Mas Gropper crê que a mudança está vindo. Em menos de um ano, a exuberante jovem fluente em espanhol de 24 anos de idade, natural de Atlanta, Geórgia, conseguiu recursos locais e internacionais o suficiente para cimentar a base de uma organização dedicada a melhorar a saúde de pessoas e do ambiente amazônico poluído com o auxílio dos fungos. Uma colaboração entre a organização sem fins lucrativos norte-americana Amazon Mycorenewal Project e o Instituto Superior Tecnológico Crecermas (ISTEC), a única instituição de ensino superior de Sucumbíos, a ABSS pretende, ao longo dos próximos anos, transformar uma humilde universidade agrícola no principal centro de cultivo, distribuição e educação sobre cogumelos do Equador.

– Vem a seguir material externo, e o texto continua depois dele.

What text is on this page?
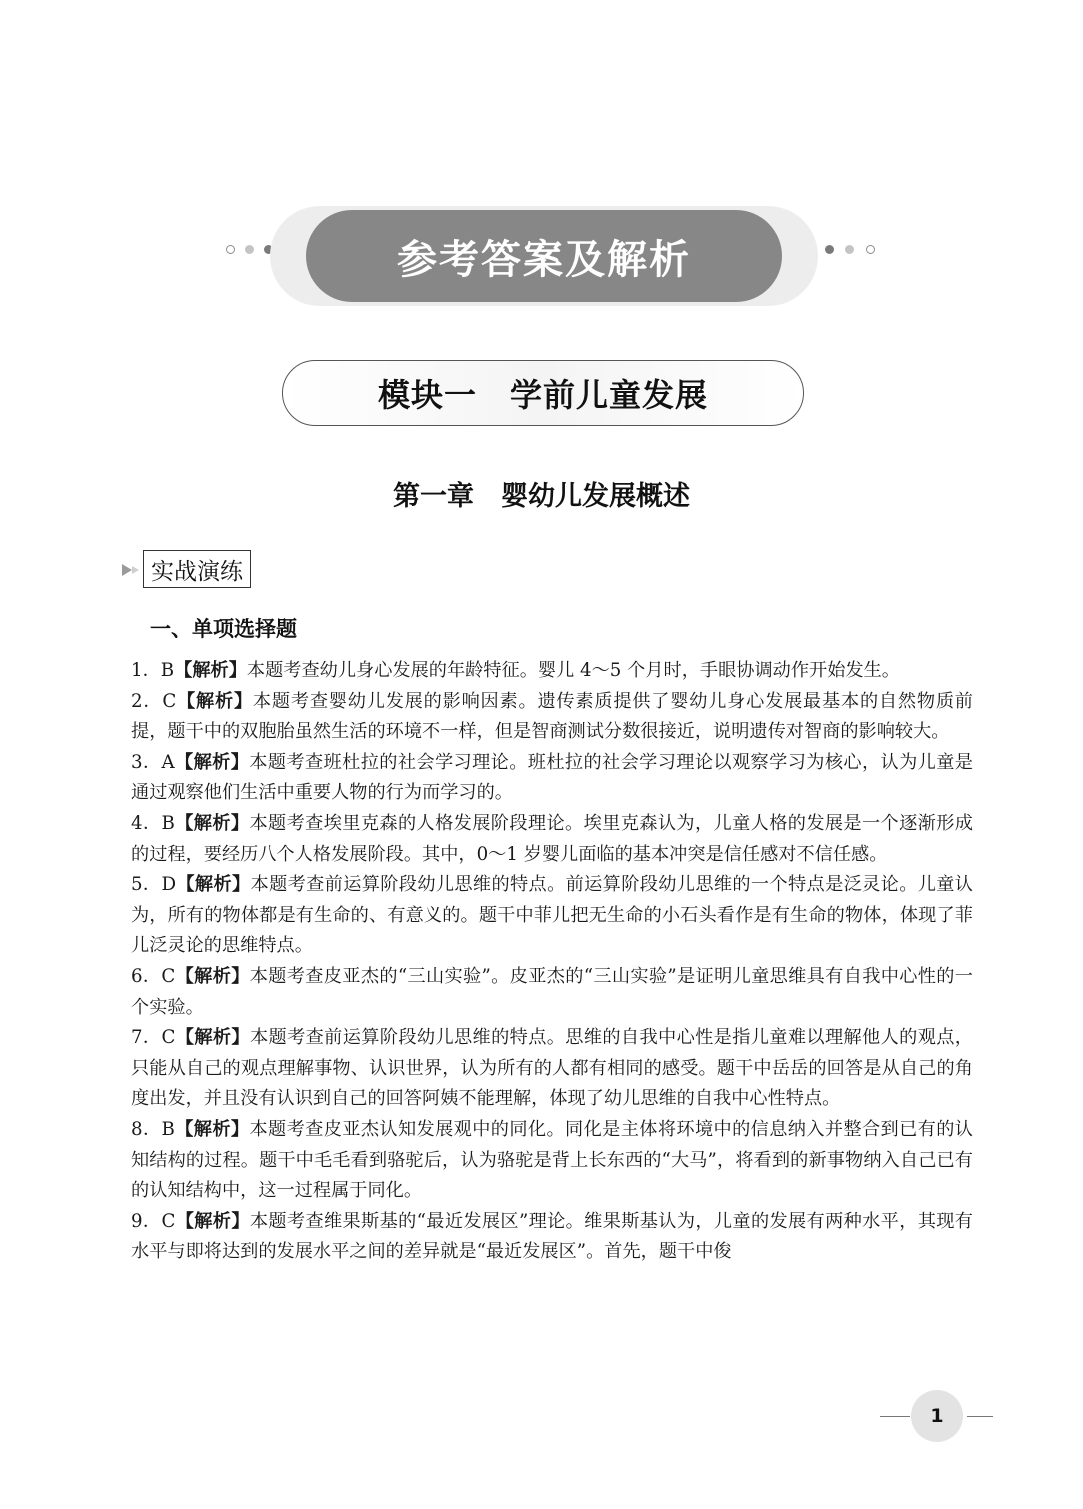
参考答案及解析
模块一　学前儿童发展
第一章　婴幼儿发展概述
实战演练
一、单项选择题

1．B【解析】本题考查幼儿身心发展的年龄特征。婴儿 4～5 个月时，手眼协调动作开始发生。

2．C【解析】本题考查婴幼儿发展的影响因素。遗传素质提供了婴幼儿身心发展最基本的自然物质前提，题干中的双胞胎虽然生活的环境不一样，但是智商测试分数很接近，说明遗传对智商的影响较大。

3．A【解析】本题考查班杜拉的社会学习理论。班杜拉的社会学习理论以观察学习为核心，认为儿童是通过观察他们生活中重要人物的行为而学习的。

4．B【解析】本题考查埃里克森的人格发展阶段理论。埃里克森认为，儿童人格的发展是一个逐渐形成的过程，要经历八个人格发展阶段。其中，0～1 岁婴儿面临的基本冲突是信任感对不信任感。

5．D【解析】本题考查前运算阶段幼儿思维的特点。前运算阶段幼儿思维的一个特点是泛灵论。儿童认为，所有的物体都是有生命的、有意义的。题干中菲儿把无生命的小石头看作是有生命的物体，体现了菲儿泛灵论的思维特点。

6．C【解析】本题考查皮亚杰的“三山实验”。皮亚杰的“三山实验”是证明儿童思维具有自我中心性的一个实验。

7．C【解析】本题考查前运算阶段幼儿思维的特点。思维的自我中心性是指儿童难以理解他人的观点，只能从自己的观点理解事物、认识世界，认为所有的人都有相同的感受。题干中岳岳的回答是从自己的角度出发，并且没有认识到自己的回答阿姨不能理解，体现了幼儿思维的自我中心性特点。

8．B【解析】本题考查皮亚杰认知发展观中的同化。同化是主体将环境中的信息纳入并整合到已有的认知结构的过程。题干中毛毛看到骆驼后，认为骆驼是背上长东西的“大马”，将看到的新事物纳入自己已有的认知结构中，这一过程属于同化。

9．C【解析】本题考查维果斯基的“最近发展区”理论。维果斯基认为，儿童的发展有两种水平，其现有水平与即将达到的发展水平之间的差异就是“最近发展区”。首先，题干中俊

1
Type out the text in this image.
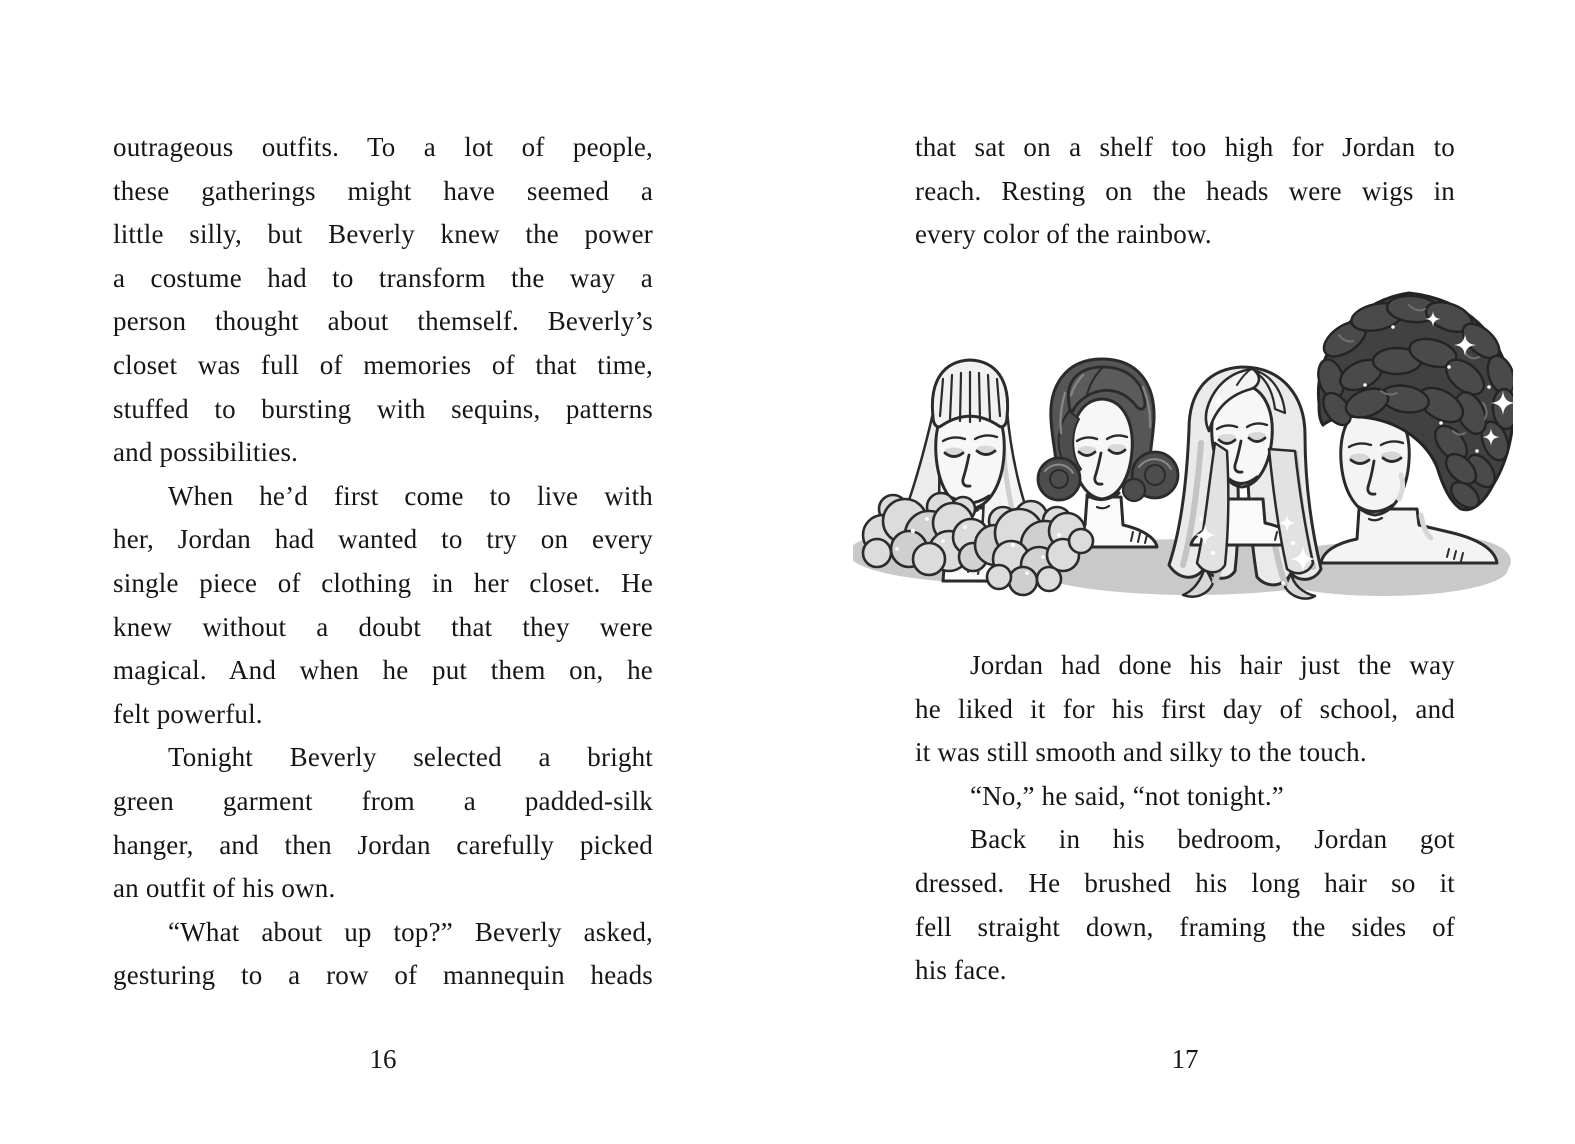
outrageous outfits. To a lot of people,
these gatherings might have seemed a
little silly, but Beverly knew the power
a costume had to transform the way a
person thought about themself. Beverly’s
closet was full of memories of that time,
stuffed to bursting with sequins, patterns
and possibilities.
When he’d first come to live with
her, Jordan had wanted to try on every
single piece of clothing in her closet. He
knew without a doubt that they were
magical. And when he put them on, he
felt powerful.
Tonight Beverly selected a bright
green garment from a padded-silk
hanger, and then Jordan carefully picked
an outfit of his own.
“What about up top?” Beverly asked,
gesturing to a row of mannequin heads
16
that sat on a shelf too high for Jordan to
reach. Resting on the heads were wigs in
every color of the rainbow.
Jordan had done his hair just the way
he liked it for his first day of school, and
it was still smooth and silky to the touch.
“No,” he said, “not tonight.”
Back in his bedroom, Jordan got
dressed. He brushed his long hair so it
fell straight down, framing the sides of
his face.
17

O objetivo do projeto? Nada mais nada menos que limpar um dos maiores desastres petroleiros do planeta – usando fungos gigantescos devoradores de petróleo.

Estima-se que existam de 1,5 a 5 milhões de espécies de fungos: leveduras e bolores junto de macrofungos produtores de cogumelos. Trata-se de um clã de bizarras criaturas que passam boa parte de suas vidas invisíveis, transpirando uma infinidade de enzimas digestivas que decompõem os mortos e reciclam elementos para os vivos. Alguns dos fungos usam micélios filiformes para penetrar as menores fendas e fissuras no solo, alcançando nutrientes que trocam então com as plantas por carbono. Quando o micetologista Paul Stamets dá uma de poeta ao falar de fungos, eles os chama de "rede neurológica da natureza", por sua habilidade de entrelaçar as vidas de plantas, animais e do planeta Terra em si. Ele está certo.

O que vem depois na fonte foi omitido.